Ayah Maklad graduated with a degree in interior design from Dubai's American University. She's passionate about designing for unheard voices, as her thesis project ably demonstrates.
Born in Syria and raised in Dubai, Maklad began supporting her family at the age of 15. Now the interior designer graduate has turned to her family for inspiration.
Her latest project, ROUTED, was inspired by her uncle, Hazaa Al Shater, a truck driver in the UAE. Ayah developed the idea of ROUTED from a conversation she shared with her uncle.
He told Ayah that to him, home could be several things, but spending countless nights on the roads, having to walk long miles in extreme weather just to look for a restroom was not it.
In this project, she pays tribute to all the truck drivers who live their lives in exposed steel structures, like a nomadic tribe who have no place to truly call their own. The project focuses on providing truck drivers with essential physical needs.

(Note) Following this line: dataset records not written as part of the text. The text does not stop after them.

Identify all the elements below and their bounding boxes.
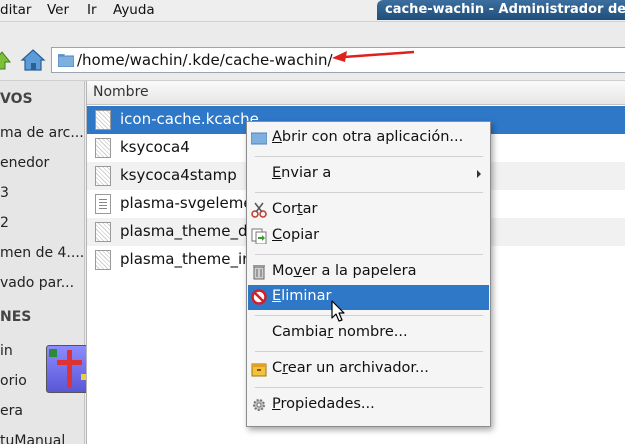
file-name: plasma_theme_def [120,222,262,240]
menu-separator [255,387,483,388]
menu-rename[interactable]: Cambiar nombre... [248,321,489,346]
copy-icon [251,228,267,244]
file-name: icon-cache.kcache [120,110,259,128]
menu-open-with[interactable]: Abrir con otra aplicación... [248,126,489,151]
gear-icon [253,399,265,411]
file-name: ksycoca4 [120,138,190,156]
sidebar-item[interactable]: enedor [0,155,49,171]
menu-create-archive[interactable]: Crear un archivador... [248,357,489,382]
menu-label: Enviar a [272,165,332,181]
trash-icon [253,265,265,280]
menu-properties[interactable]: Propiedades... [248,393,489,418]
menu-move-to-trash[interactable]: Mover a la papelera [248,260,489,285]
home-icon[interactable] [20,48,46,72]
cache-file-icon [95,110,111,130]
sidebar-item[interactable]: orio [0,373,27,389]
sidebar-item[interactable]: 2 [0,215,9,231]
menu-send-to[interactable]: Enviar a [248,162,489,187]
menu-separator [255,192,483,193]
cache-file-icon [95,222,111,242]
scissors-icon [251,202,267,218]
delete-icon [251,289,267,305]
cache-file-icon [95,138,111,158]
file-name: plasma-svgelemen [120,194,263,212]
column-header-nombre[interactable]: Nombre [87,81,625,105]
menu-label: Copiar [272,227,320,243]
file-name: ksycoca4stamp [120,166,237,184]
folder-icon [58,54,74,67]
menu-cut[interactable]: Cortar [248,198,489,223]
toolbar: /home/wachin/.kde/cache-wachin/ [0,22,625,81]
text-file-icon [95,194,111,214]
sidebar-item[interactable]: in [0,343,13,359]
menubar: ditar Ver Ir Ayuda cache-wachin - Admini… [0,0,625,22]
sidebar-item[interactable]: era [0,403,23,419]
sidebar-item[interactable]: vado par... [0,275,74,291]
submenu-arrow-icon [477,170,481,178]
archive-icon [251,363,267,377]
context-menu: Abrir con otra aplicación... Enviar a Co… [246,121,491,427]
cache-file-icon [95,166,111,186]
sidebar-item[interactable]: men de 4.... [0,245,84,261]
menu-label: Cambiar nombre... [272,324,408,340]
cache-file-icon [95,250,111,270]
sidebar-heading-ubicaciones: NES [0,309,32,325]
menu-ver[interactable]: Ver [47,2,69,18]
file-name: plasma_theme_int [120,250,258,268]
menu-ayuda[interactable]: Ayuda [113,2,155,18]
location-path[interactable]: /home/wachin/.kde/cache-wachin/ [77,51,333,69]
menu-label: Cortar [272,201,318,217]
menu-editar[interactable]: ditar [0,2,31,18]
menu-label: Mover a la papelera [272,263,417,279]
sidebar-heading-dispositivos: VOS [0,91,33,107]
menu-separator [255,254,483,255]
sidebar-item[interactable]: ma de arc... [0,125,84,141]
sidebar-item[interactable]: 3 [0,185,9,201]
menu-separator [255,351,483,352]
menu-label: Propiedades... [272,396,375,412]
mouse-pointer-icon [331,300,345,322]
menu-separator [255,315,483,316]
up-arrow-icon[interactable] [0,50,12,70]
menu-ir[interactable]: Ir [87,2,97,18]
menu-copy[interactable]: Copiar [248,224,489,249]
sidebar-item[interactable]: tuManual [0,433,65,444]
menu-label: Abrir con otra aplicación... [272,129,464,145]
annotation-arrow [332,50,415,62]
window-title: cache-wachin - Administrador de [377,0,625,20]
menu-label: Eliminar [272,288,332,304]
menu-label: Crear un archivador... [272,360,429,376]
menu-delete[interactable]: Eliminar [248,285,489,310]
menu-separator [255,156,483,157]
folder-open-icon [251,132,267,145]
column-header-label: Nombre [93,84,149,100]
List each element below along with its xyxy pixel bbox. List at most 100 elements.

Ayah has created designs for expandable spaces that would make a living in trucks more comfortable for the drivers. Her thesis project also creates a museum-like experience that serves as a space for their self-expressing art.
Ayah says: "In today's fast-paced world, we tend to drift away from social design, and instead we design the most luxurious and eye-catching interiors.
"The result is spaces that are not affordable, convenient, or accessible to most people. ROUTED, a socially designed senior thesis project, exposes the truth of the undermined truck drivers’ society, people who live under their trucks, hoping to create change. Inspired by my own uncle, an external transport truck driver, ROUTED was formed.
"The first four months of research were challenging because little or no information was found online; this pushed me to physically go on site visits and interview my audience, the most reliable source, to come up with personal observations.
"I visited two truck rest areas, solely designed for truck drivers to rest during peak hours when they have to come off the road, natural disasters, or tiredness.
"I found a community of truck drivers living in surprising conditions. They slept in the back seat of their trucks, showered underneath their trucks, and cooked near their trucks.
"Since space was an obvious limitation, they transformed a small box on the side of their vehicles into livable spaces. That was a factor to challenge: how to make space from space itself?
"Their ability to adapt to their realities and come up with ideas was interesting, and this thesis project takes the same route, challenging the idea of space by using expandable shipping containers to create more space.
"Presenting my concept, at first, was difficult because it is distinctive and there are not any previous examples to support it. Most of the replies I received were promises that truck rest areas will be facilitated in the future. This brought another challenge, creating the structure from scratch.
"To understand how shipping containers can be combined, visits to engineers and architects were needed. In a meeting with Arjun Menon, the managing director at Smart Box, I was able to present my idea and his team reviewed my preliminary drawings.It became easier to start the next phase: translating data into design.
"Along with the guidance of my mentor, Kevin Mclachlan, founder of NOMADK Design, this project came to life."
"After the final site visit to the rest area, I realised that it is not enough to only provide these homeless drivers with basic living conditions. Many drivers had hidden talents that they could not develop due to long work hours and shortage of facilities.I translated the psychological data and found the need to create a museum along with the residential building. However, it is an unconventional museum, the museum itself is exhibited. It is designed to expose the drivers’ suppressed emotions and allow the public to share an experience of light out of darkness.
"Around 90% of truck drivers speak either Arabic or Hindu, and the only common factor between both languages is diacritics. The configuration of the four spaces in the living building is inspired by them. The first diacritic “fat-ha”, meaning “open”, opens the kitchen containers to allow residents to interact while cooking/eating. The second diacritic “kas-ra”, meaning “break”, breaks the showermand laundry containers, providing private spaces. The third diacritic “dha-ma”, meaning “connect”, connects the living containers, hence, connecting residents together. The fourth diacritic “su-koon”, meaning “tranquil”, separates the bedrooms from the other containers.
The exposed residential building has a void in the middle with an inflatable structure expanding from the underground museum all the way up to the residence. Inside this structure, a steel staircase allows residents to move through floors and enjoy the structure.
"This journey has changed my design perspective. It opened my eyes to current problems, using design as a tool to spread awareness on social design. As designers, we need to tackle complex human problems, placing social issues as the priority.
"My next step, as a fresh graduate, is to create a more inclusive conception of design and make change in the undermined societies."